Первым, укрывшись за подходящим корневищем, встретил всадников огнём Арсений Малахов. Расстрелял полдиска, а за это время Сергей устроил хорошую позицию в сотне шагов дальше.
Когда заработала короткими злыми очередями «Шкода», не только останавливая преследователей, но и «достав» двоих, Арсений соскользнул по склону и где ползком, где перебежками проскочил мимо товарища и дальше, на полста шагов по следу, протоптанному разведвзводом. Выбрал позицию и просыпал короткую очередь, не столько даже стремясь поразить джигитов, сколько оповещая о готовности «принять вахту». Теперь пришёл черёд отбегать и отползать Сергею.
Затем Хачариди занял позицию и «держал» карателей, пока к спешенным всадникам не подошла подмога, — не меньше взвода автоматчиков, да ещё с двумя «МГ».
Теперь и вести огонь, и менять позицию стало труднее, да как на грех ещё стало светать, и метель почти утихла. Дважды ещё удалось смениться, сдерживая преследователей. А те — бойцы подготовленные, не иначе как горные егеря, — очень умело использовали естественные укрытия и упорно лезли вперёд и вверх, заходя всё глубже с флангов. Хорошо хоть лес, пусть по-зимнему полупрозрачный, становился всё гуще, и до нижней заставы Третьего отряда уже не так далеко. А там ребята, прикрывающие аэродром, наверняка слышат стрельбу и, если сами не оставят позиций, то пошлют подмогу.

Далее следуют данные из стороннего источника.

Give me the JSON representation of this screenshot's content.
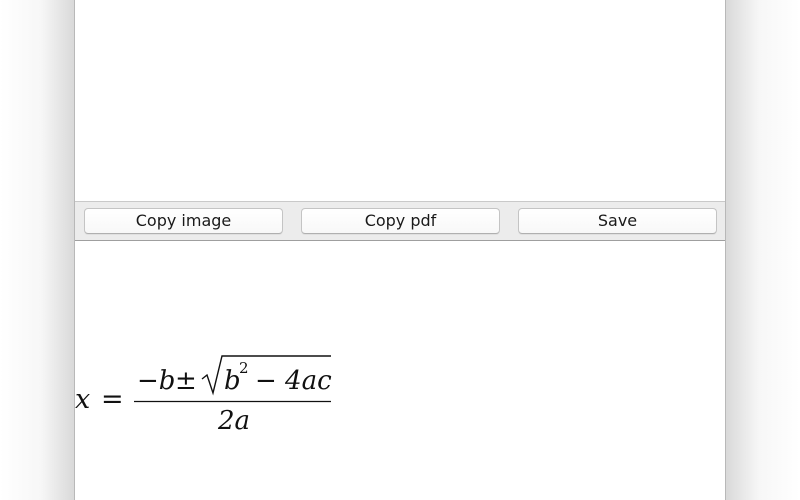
{
  "toolbar": {
    "copy_image_label": "Copy image",
    "copy_pdf_label": "Copy pdf",
    "save_label": "Save"
  },
  "preview": {
    "formula": {
      "lhs_variable": "x",
      "equals": "=",
      "numerator_minus_b": "−b",
      "plus_minus": "±",
      "radicand_b": "b",
      "radicand_exponent": "2",
      "radicand_rest": "− 4ac",
      "denominator": "2a"
    }
  }
}
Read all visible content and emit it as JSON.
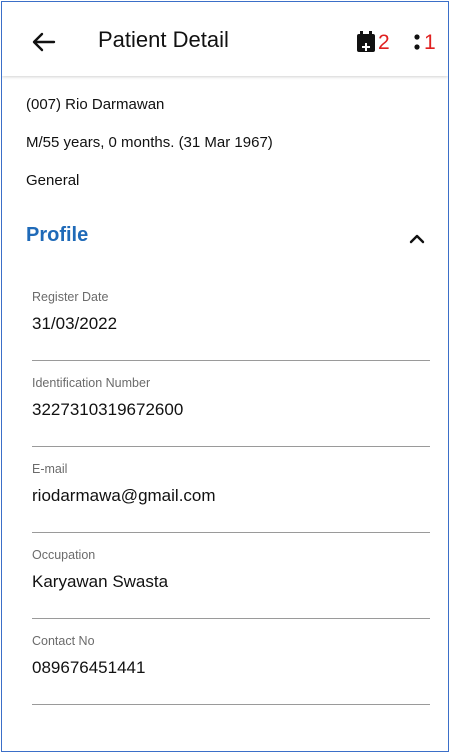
{
  "header": {
    "title": "Patient Detail",
    "calendar_badge": "2",
    "menu_badge": "1"
  },
  "patient": {
    "id_name": "(007) Rio Darmawan",
    "demographics": "M/55 years, 0 months. (31 Mar 1967)",
    "type": "General"
  },
  "profile": {
    "section_title": "Profile",
    "fields": [
      {
        "label": "Register Date",
        "value": "31/03/2022"
      },
      {
        "label": "Identification Number",
        "value": "3227310319672600"
      },
      {
        "label": "E-mail",
        "value": "riodarmawa@gmail.com"
      },
      {
        "label": "Occupation",
        "value": "Karyawan Swasta"
      },
      {
        "label": "Contact No",
        "value": "089676451441"
      }
    ]
  },
  "colors": {
    "accent": "#1f6ab8",
    "badge": "#e02020",
    "frame": "#3b6fc8"
  },
  "icons": {
    "back": "arrow-left-icon",
    "calendar": "calendar-plus-icon",
    "menu": "more-vertical-icon",
    "collapse": "chevron-up-icon"
  }
}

Разведчики, «инвалидная команда» ходячих, с двумя санями лежачих и драгоценного груза, наверняка успеют добраться до места отправки. А вот боевой арьергард…
— У тебя сколько осталось? — выдохнул Хачариди, перекатываясь за останец, где укрылся Малахов.
— На две короткие. А ещё «ТТ» и две гранаты. А у тебя?
— Полрожка. И наган, чтоб застрелиться, когда окружат.
— Ладно, мы с тобой заговорённые, давай что поумней придумаем, заместо чтоб стреляться. — буркнул Арсений. Тщательно прицелился и дал короткую, на три патрона, очередь.
Короткую, но точную: гортанный крик пробился сквозь шум ветра и боя.
— Уговорил, — кивнул Хачариди.
Но демонстрировать чудеса своей меткости не стал, а вынул из заплечного мешка две немецкие гранаты на длинных деревянных рукоятках.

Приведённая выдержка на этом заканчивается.